Tous -sectes et nouveaux courants spirituels- se rencontrent dans
une attitude de résistance et de peur à l'égard
des options autres, dans une grande préoccupation pour ce
qui est religieux, prosélytisme et acceptation de la société
néo-libérale.
Un
appel pour que l'Ordre soit présent, à travers sa
commission "justice et paix", dans les centres de décision
; préoccupation pour la sauvegarde de la création
; défense des pauvres de l'Ordre, c'est-à-dire des
entités, des maisons qui ont besoin de ressources financières
et humaines. Le document a été approuvé.
De
l'autre document, celui sur les défis, il restait aussi quelques
points à approuver. Le document a poursuivi sa ligne de corrections
importantes en salle capitulaire bien qu'on n'eût pas présenté
de corrections par écrit. Les nouvelles normes seront en
vigueur demain.
La
commission formule quatre recommandations en vue de faire travailler
le Maître et les officiels de la curie. Mais il y avait là
des officiels de la curie, qui n'ont pas droit de vote mais qui
ont voix au chapitre. ¡Et quelle voix! La commission, après
leur intervention, a retiré les quatre recommandations. Une
retraite à temps vaut mieux qu'une déroute, ont toujours
dit les stratèges. On a approuvé le prologue et, avec
lui, le document.
Au
début des vêpres le provincial de France, Fr. Eric,
nous a rappelé que le 1er août 1996 Mgr. Pierre Claverie,
évêque d'Oran, mourait assassiné. Il a lu un
paragraphe de l'homélie qu'avait prononcée Mgr. Claverie,
un mois avant sa mort. Il y répondait à ceux qui lui
demandaient depuis le commencement du drame algérien pourquoi
il restait en Algérie : "Pour la cause de Jésus,
parce que c'est lui qui souffre ici, dans cette violence à
laquelle nul n'échappe, crucifié de nouveau dans la
chair de milliers d'innocents."
C'est
arrivé en salle capitulaire
Le
président de la commission "Vocations et formation"

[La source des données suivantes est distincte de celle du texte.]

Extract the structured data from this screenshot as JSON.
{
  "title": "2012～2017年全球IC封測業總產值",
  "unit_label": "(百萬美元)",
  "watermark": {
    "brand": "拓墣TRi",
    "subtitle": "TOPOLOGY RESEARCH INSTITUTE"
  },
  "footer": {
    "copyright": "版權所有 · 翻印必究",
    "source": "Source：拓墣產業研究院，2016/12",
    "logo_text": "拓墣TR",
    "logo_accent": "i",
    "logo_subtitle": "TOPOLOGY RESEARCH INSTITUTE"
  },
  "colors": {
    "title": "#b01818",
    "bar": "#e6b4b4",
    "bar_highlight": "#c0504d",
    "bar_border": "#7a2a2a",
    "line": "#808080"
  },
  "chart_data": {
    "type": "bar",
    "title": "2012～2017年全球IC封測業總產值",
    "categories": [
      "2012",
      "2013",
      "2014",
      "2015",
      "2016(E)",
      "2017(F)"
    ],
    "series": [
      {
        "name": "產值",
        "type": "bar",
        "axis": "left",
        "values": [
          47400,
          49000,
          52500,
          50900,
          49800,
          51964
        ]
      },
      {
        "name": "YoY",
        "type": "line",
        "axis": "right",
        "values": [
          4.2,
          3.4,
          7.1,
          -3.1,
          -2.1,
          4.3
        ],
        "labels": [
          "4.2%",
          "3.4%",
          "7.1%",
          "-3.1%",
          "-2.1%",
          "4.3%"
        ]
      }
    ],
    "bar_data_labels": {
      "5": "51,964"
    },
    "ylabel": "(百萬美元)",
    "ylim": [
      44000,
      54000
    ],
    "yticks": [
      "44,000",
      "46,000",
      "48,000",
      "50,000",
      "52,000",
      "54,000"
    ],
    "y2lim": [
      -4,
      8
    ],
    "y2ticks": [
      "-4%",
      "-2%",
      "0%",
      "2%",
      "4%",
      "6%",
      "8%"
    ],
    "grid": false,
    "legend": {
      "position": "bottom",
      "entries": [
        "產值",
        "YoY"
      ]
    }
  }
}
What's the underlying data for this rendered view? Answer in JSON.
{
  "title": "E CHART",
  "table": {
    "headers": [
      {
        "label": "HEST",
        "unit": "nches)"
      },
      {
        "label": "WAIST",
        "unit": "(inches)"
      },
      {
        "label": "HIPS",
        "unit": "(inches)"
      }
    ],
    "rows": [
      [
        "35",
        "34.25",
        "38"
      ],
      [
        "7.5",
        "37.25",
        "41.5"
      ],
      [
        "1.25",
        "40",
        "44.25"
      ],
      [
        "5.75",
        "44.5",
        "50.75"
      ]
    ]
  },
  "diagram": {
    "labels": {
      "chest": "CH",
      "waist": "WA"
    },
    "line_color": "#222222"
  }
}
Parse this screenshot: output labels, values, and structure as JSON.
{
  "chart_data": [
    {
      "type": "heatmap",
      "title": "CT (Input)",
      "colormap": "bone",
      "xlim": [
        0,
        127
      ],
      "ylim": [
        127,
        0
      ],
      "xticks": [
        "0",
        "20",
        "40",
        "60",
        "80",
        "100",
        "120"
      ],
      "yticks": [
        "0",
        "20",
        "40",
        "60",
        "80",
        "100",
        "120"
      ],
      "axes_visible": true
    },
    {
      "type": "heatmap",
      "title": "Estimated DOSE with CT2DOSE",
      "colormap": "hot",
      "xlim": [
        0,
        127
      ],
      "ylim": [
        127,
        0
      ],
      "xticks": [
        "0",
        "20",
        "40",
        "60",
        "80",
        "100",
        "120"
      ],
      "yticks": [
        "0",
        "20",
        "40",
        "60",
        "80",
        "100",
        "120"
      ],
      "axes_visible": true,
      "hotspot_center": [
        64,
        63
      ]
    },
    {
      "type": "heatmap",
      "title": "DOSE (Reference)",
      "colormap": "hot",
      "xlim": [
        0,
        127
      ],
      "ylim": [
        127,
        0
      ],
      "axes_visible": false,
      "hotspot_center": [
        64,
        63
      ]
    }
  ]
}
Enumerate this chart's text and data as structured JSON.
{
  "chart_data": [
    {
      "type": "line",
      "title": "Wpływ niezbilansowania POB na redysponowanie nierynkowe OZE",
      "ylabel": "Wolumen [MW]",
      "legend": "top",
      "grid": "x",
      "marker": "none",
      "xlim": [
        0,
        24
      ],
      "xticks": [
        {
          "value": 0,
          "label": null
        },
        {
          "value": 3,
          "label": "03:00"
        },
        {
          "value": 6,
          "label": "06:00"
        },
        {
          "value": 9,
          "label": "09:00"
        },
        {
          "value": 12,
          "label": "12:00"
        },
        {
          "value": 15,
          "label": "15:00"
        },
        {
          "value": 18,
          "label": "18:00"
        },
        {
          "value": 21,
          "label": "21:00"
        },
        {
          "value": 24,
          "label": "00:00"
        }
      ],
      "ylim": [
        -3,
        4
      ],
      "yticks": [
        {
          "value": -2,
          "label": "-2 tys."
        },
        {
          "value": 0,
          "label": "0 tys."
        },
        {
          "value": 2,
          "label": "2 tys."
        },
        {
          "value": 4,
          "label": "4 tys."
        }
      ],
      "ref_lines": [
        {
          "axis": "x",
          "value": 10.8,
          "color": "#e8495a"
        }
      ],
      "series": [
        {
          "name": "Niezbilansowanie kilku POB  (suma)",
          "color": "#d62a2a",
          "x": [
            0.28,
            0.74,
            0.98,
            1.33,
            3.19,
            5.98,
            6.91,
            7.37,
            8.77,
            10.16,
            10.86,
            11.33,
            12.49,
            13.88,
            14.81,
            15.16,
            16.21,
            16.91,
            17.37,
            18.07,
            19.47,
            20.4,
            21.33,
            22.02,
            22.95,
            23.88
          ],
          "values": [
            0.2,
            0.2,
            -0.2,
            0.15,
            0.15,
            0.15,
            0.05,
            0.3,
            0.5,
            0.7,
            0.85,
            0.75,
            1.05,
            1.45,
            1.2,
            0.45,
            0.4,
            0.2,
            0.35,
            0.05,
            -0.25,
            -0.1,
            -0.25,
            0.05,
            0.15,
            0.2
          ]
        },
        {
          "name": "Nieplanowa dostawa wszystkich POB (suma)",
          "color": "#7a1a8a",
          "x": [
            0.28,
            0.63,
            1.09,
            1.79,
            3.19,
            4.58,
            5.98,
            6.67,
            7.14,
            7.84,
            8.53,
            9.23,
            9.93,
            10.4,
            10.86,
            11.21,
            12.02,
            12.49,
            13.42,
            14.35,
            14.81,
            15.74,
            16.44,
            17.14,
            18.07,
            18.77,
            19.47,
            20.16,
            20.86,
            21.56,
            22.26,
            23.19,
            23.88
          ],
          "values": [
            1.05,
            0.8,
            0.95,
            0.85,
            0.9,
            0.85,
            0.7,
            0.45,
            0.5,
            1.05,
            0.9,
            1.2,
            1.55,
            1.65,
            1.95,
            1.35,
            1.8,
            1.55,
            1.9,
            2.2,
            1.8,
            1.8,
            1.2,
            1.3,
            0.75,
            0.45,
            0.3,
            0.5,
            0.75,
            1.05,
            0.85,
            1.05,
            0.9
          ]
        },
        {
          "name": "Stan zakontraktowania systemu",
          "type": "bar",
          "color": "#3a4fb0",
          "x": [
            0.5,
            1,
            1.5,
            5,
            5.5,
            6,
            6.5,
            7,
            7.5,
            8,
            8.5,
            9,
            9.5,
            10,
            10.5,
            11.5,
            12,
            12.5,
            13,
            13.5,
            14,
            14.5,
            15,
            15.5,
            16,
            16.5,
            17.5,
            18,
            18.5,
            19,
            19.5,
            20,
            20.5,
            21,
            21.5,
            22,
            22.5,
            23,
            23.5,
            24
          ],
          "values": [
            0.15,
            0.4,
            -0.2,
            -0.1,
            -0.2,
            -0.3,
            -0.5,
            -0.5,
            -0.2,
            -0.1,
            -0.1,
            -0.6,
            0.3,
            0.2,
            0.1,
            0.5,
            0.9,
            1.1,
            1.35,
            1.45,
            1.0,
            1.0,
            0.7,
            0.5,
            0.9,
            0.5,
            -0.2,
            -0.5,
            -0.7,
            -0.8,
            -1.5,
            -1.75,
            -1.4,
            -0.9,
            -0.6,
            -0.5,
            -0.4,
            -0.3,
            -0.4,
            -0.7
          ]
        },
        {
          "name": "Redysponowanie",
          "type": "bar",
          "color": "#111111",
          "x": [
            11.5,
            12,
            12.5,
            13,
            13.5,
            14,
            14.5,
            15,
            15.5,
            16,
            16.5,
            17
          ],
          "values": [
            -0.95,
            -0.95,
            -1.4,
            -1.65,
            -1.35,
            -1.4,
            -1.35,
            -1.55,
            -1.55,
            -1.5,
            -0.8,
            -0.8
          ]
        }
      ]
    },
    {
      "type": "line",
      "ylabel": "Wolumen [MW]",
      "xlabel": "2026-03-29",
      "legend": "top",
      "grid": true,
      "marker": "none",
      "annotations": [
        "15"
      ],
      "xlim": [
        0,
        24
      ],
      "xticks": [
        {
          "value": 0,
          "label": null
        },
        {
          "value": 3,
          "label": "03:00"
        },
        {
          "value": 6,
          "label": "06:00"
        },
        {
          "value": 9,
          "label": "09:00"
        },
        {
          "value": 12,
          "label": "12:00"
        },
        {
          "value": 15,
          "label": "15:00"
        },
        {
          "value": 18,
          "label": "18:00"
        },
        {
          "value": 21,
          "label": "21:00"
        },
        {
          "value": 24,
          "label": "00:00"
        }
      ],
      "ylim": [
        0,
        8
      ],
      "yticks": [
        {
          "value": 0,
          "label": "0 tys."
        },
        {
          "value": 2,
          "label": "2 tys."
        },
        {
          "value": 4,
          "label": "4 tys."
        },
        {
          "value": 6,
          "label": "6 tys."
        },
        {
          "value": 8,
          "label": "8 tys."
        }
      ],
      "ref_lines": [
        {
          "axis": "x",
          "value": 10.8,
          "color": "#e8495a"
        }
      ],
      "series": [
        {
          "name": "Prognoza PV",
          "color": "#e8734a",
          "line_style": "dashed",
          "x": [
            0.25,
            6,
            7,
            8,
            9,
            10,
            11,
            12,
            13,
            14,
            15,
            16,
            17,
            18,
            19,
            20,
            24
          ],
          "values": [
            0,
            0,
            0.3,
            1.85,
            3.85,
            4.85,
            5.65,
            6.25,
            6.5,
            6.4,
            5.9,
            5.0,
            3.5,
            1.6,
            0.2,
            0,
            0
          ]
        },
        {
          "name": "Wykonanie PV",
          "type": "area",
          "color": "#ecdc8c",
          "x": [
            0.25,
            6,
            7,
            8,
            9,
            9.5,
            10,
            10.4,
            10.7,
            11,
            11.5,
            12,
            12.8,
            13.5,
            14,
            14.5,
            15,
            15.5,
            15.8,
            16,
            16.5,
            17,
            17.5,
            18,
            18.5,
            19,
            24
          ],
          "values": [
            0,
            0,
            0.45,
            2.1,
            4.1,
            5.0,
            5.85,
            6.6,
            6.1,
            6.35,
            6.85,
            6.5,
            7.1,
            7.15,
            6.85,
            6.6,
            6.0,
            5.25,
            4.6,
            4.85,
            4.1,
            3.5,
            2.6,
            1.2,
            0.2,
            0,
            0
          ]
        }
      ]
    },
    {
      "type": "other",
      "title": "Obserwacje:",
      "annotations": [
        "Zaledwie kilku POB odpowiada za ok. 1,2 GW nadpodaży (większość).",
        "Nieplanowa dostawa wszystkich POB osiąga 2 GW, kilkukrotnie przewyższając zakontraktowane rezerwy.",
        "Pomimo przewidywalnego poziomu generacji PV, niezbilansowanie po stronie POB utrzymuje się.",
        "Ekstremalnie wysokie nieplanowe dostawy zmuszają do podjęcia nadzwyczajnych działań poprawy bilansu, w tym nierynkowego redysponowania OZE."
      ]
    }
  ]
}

a prévenu : "Attention à vos interventions, je
suis docteur en psychologie". Le rapporteur a salué
de cette façon : "Bonjour, moi je m'appelle Freud."
Les assistants n'en ont pas été impressionnés.
Un
membre de l'assemblée a fait une mise au point pour le cas
où on ne comprendrait pas bien : "Les 'lieux de fracture'
ne sont pas des mouvements sismiques."
A
propos du fait qu'il faut soutenir ceux qui ont capacité
et goût pour écrire, quelqu'un a commenté qu'il
n'est guère facile de discerner quand on a la capacité
mais pas le goût, que certains écrivent sans en avoir
le goût et que d'autres aiment écrire alors qu'ils
n'en ont pas la capacité. Tout un éventail à
l'intérieur du sain pluralisme dominicain.
Un
autre a admis sa mauvaise maîtrise du français : "J'en
sais juste ce qu'il faut pour lire un menu".